Foley
A generative programme that listens to its environment and reconstructs its genetic code.
produced by: Howard Melnyczuk
Foley uses a genetic algorithm to process live audio input, and from this, it is able to build a shape on screen. This means that what is shown is both a live representation of sound and a short history of the environment. Foley is designed to be left running in a space so that it can harmonise with the room and changes drastically only when there is a major change in the sonic texture.

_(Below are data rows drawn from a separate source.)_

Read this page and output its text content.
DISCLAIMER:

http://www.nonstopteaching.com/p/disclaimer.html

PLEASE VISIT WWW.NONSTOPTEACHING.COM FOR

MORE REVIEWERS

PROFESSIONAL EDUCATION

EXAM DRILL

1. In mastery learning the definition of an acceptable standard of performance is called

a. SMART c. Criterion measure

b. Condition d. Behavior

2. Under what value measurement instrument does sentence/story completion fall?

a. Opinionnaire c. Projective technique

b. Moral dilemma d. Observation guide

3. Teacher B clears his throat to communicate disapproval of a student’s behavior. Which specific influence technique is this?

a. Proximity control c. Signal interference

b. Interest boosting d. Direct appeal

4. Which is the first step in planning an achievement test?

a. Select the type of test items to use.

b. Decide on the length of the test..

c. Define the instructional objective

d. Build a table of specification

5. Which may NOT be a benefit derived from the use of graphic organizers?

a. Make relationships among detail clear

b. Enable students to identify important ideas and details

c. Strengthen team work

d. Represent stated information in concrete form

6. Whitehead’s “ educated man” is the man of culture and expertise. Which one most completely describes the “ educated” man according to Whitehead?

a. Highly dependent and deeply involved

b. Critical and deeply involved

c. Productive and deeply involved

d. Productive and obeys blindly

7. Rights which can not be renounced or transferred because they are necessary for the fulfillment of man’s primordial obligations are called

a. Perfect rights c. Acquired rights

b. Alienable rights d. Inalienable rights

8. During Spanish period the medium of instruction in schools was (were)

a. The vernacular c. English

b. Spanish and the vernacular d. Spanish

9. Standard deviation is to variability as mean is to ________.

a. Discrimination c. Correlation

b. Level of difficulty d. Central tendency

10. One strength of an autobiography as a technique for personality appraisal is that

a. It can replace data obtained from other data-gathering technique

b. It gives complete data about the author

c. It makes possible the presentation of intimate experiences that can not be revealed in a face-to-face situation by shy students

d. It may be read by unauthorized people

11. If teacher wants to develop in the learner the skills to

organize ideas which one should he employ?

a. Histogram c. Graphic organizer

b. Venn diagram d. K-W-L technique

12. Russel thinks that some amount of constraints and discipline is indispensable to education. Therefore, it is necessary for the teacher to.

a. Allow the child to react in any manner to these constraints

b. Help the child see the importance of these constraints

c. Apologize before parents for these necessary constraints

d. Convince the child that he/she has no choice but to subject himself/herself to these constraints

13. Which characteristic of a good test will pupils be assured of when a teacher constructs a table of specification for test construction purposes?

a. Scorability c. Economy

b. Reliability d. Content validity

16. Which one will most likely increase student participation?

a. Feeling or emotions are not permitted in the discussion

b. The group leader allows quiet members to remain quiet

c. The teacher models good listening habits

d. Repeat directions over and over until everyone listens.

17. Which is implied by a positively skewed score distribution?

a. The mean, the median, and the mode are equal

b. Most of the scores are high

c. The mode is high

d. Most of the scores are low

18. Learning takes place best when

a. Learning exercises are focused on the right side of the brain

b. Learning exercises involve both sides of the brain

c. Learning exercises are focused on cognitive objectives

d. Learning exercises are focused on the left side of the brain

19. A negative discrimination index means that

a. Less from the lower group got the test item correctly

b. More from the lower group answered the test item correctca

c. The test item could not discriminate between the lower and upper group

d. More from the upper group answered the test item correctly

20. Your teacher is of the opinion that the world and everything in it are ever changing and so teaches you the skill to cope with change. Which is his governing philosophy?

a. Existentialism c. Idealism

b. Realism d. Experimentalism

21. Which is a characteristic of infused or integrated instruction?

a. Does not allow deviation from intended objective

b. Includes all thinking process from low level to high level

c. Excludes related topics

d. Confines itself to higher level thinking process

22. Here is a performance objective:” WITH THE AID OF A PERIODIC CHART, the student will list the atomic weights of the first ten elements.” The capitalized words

The shape on screen is made using a series of DNA-sets with genes controlling the placement and the colouring of these. This is then bred with a similar genetic code that is generated live using audio data that has been processed through a Fast Fourier Transformation algorithm (using Kyle MacDonald's ofxFFT addon), the fitness of which is linked to the volume of the sound at any given time.
I wanted to take the traditional and somewhat overdone concept of sound visualisation and attempt to twist it into something new and (hopefully) more complex and interesting. Given that the sound is only represented when in as far as it mutates the existing code, I feel I have begun on a journey towards this. Foley is beautiful to watch and interesting to return to. It is intriguing to run in different locals given that it is genuinely different in different sounding places.
Moving forward, I would like to first improve the FFT processing. This is a very complex and deep area of sound computing and I have only dipped my toe in. By improving the analysis of the incoming sound, I hope to build a stronger algorithm that does more to understand the real textural differences between soundscapes.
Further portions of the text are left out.